ステロイド投与の背景には、御存じのとおり膠原病、臓器移植によるGVHDとか免疫異常が常に存在していて、ステロイド投与量が多いということは背景疾患が重症なので、それと切り離してステロイドの単独副作用を解明するというのはなかなか難しい点もありますし、ステロイド投与後発症する症例が、ほとんど発生するまで半年以内、それ以降は膠原病や臓器移植でステロイド投与というのはなかなかやめられないのですけれども、10年使っている方でも発生しないというある意味でユニークな特徴で、投与期間や量とともに重症化するもう一つの、これははっきりしていると思いますが、骨粗鬆症とは異なっているということと、膠原病の中でも一番頻度の高いSLEというのは昔からステロイド投与なく発生することが知られていまして、現在は特発性大腿骨頭壊死の発生機序は多因子関連ということで、ステロイド剤投与、習慣性飲酒、喫煙、SLE、血液凝固遺伝子疾患など、これらはリスク因子として指定されていまして、世界的にもARCOという骨壊死の国際学会でも、昔はsteroid-induced osteonecrosisと呼ばれていたのですけれども、今はsteroid-associated osteonecrosisという言葉で統一されて、ステロイドは飲酒や喫煙、SLEとともにリスク因子の一つとされています。
日本では今、ガイドラインも出版したり、教科書がみんなアップデートして改訂されているので、古い教科書を見たら「ステロイド性」と書いてあるのが残っているかもしれませんが、「ステロイド関連」「アルコール関連」という表現を使っていて、6年前に指定難病が設定されるときに、古い特定疾患に存在したステロイド性骨壊死症というのはもうなくなってしまいまして、そういう流れで来ております。そういう疾患概念説明というのは、先ほど紹介されました日本整形外科学会の特発性大腿骨頭壊死症診療ガイドラインの冒頭にも記載されていますし、疾患情報については難病センターでもホームページで患者さんでもいつでも見られるような状況になっておりますので、そういった流れで整形外科学会から先ほど御説明いただいたような要望が出ているという状況です。
以上です。
○五十嵐座長 どうも御説明ありがとうございました。
それでは、委員の先生方から何か御意見・御質問ございますか。よろしいですか。
それでは、私から1つだけ、菅野先生に教えていただきたいのですが、ステロイドと大腿骨頭壊死との関連に関する、例えばコクランレビューのような系統的なレビューというのは出版されているものではあるのでしょうか。

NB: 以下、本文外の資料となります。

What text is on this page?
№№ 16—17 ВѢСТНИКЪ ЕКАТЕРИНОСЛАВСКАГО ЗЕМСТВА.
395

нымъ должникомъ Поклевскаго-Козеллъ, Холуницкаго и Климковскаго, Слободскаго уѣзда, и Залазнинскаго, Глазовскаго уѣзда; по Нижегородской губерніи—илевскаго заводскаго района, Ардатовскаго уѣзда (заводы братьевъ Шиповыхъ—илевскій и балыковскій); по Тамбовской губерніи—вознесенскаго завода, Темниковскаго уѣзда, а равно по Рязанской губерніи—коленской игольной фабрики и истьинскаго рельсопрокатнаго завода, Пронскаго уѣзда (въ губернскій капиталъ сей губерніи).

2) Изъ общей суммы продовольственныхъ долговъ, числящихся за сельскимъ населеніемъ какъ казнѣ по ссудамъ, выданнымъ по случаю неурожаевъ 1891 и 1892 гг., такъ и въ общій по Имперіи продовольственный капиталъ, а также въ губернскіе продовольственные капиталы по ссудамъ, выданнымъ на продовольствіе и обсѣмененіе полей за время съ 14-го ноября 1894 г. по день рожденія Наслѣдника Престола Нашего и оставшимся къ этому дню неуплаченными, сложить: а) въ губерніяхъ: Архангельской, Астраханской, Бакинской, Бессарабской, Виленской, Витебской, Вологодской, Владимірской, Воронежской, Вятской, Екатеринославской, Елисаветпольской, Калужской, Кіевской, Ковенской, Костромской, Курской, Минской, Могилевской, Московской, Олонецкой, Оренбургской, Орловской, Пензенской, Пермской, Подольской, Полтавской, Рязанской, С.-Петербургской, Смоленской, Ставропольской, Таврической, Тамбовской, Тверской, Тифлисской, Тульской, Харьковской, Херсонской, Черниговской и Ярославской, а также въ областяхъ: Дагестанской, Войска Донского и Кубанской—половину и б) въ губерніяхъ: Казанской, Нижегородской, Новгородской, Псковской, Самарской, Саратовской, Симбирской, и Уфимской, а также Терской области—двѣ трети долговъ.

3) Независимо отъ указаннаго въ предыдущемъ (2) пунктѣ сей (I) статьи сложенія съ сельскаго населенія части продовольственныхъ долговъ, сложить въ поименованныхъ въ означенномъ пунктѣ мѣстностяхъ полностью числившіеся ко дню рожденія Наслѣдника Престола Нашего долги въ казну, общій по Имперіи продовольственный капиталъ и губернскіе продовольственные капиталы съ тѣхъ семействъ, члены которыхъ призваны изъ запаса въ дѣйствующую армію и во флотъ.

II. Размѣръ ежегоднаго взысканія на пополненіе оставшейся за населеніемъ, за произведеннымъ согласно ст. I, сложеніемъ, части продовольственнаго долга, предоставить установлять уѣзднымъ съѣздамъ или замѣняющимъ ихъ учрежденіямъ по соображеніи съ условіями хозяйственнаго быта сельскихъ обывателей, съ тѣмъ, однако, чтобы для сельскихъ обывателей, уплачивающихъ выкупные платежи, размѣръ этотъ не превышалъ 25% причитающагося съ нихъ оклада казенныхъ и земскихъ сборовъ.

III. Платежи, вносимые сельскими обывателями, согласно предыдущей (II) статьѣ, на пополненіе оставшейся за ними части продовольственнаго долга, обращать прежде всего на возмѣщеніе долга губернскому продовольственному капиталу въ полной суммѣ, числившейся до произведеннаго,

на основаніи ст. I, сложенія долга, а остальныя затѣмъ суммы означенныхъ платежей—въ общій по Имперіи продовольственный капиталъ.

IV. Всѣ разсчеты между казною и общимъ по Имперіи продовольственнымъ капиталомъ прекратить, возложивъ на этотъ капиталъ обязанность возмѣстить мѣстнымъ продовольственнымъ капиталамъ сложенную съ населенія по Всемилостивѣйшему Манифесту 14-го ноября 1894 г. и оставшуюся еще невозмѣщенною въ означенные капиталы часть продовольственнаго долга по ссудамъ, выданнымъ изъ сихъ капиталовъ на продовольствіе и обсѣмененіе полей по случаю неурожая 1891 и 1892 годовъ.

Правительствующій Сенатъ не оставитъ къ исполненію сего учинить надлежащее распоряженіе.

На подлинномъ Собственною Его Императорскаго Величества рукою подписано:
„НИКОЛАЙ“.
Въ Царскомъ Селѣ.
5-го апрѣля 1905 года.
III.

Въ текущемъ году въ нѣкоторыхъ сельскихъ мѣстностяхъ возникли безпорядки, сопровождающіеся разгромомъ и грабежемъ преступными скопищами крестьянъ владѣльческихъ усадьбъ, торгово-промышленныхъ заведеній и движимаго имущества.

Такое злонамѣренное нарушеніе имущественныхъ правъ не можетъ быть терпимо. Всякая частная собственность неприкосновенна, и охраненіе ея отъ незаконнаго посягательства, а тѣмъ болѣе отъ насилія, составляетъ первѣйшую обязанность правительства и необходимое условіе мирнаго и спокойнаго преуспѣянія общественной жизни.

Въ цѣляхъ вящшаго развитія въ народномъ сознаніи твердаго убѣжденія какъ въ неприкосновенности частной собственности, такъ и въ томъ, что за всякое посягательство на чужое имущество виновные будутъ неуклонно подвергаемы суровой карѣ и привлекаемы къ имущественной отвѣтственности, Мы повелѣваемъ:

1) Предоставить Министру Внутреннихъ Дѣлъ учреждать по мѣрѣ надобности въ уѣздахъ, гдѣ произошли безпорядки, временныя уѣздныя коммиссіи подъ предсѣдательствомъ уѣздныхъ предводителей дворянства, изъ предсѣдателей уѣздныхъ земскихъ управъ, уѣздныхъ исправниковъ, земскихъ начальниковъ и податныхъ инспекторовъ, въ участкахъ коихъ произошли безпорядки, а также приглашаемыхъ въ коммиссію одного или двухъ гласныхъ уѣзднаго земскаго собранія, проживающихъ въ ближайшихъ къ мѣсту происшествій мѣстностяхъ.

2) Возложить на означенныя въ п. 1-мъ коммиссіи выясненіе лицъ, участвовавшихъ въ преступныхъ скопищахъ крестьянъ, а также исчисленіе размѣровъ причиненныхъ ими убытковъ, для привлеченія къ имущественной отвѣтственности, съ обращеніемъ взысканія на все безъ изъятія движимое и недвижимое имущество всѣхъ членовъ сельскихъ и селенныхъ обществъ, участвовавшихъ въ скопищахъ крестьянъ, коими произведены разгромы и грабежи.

○菅野参考人 システマティックレビューでそれについて直接のものはまだないのですが、先ほど申し上げたARCOと呼ばれる国際学会で今レビューをしていて、そこにもちゃんとpathogenesis、osteonecrosisと書いてあるのですけれども、今はまだ原文なので公表されていないのですが、そのうち出ると思うのですが、先ほど私が説明したことと同様の記載内容になって、近々国際的に英文誌で出版される予定になっています。
○五十嵐座長 ありがとうございます。
ほかの先生方いかがですか。よろしいですか。
そういたしますと、城守先生にはまた改めて今日のディスカッションの内容につきまして御報告したいと思います。特発性大腿骨頭壊死症マニュアルにつきましては、事務局の御提案通り重篤副作用疾患別対応マニュアルから削除することでよろしいでしょうか。
特に反対の方はいらっしゃいませんか。事務局から何かありますか。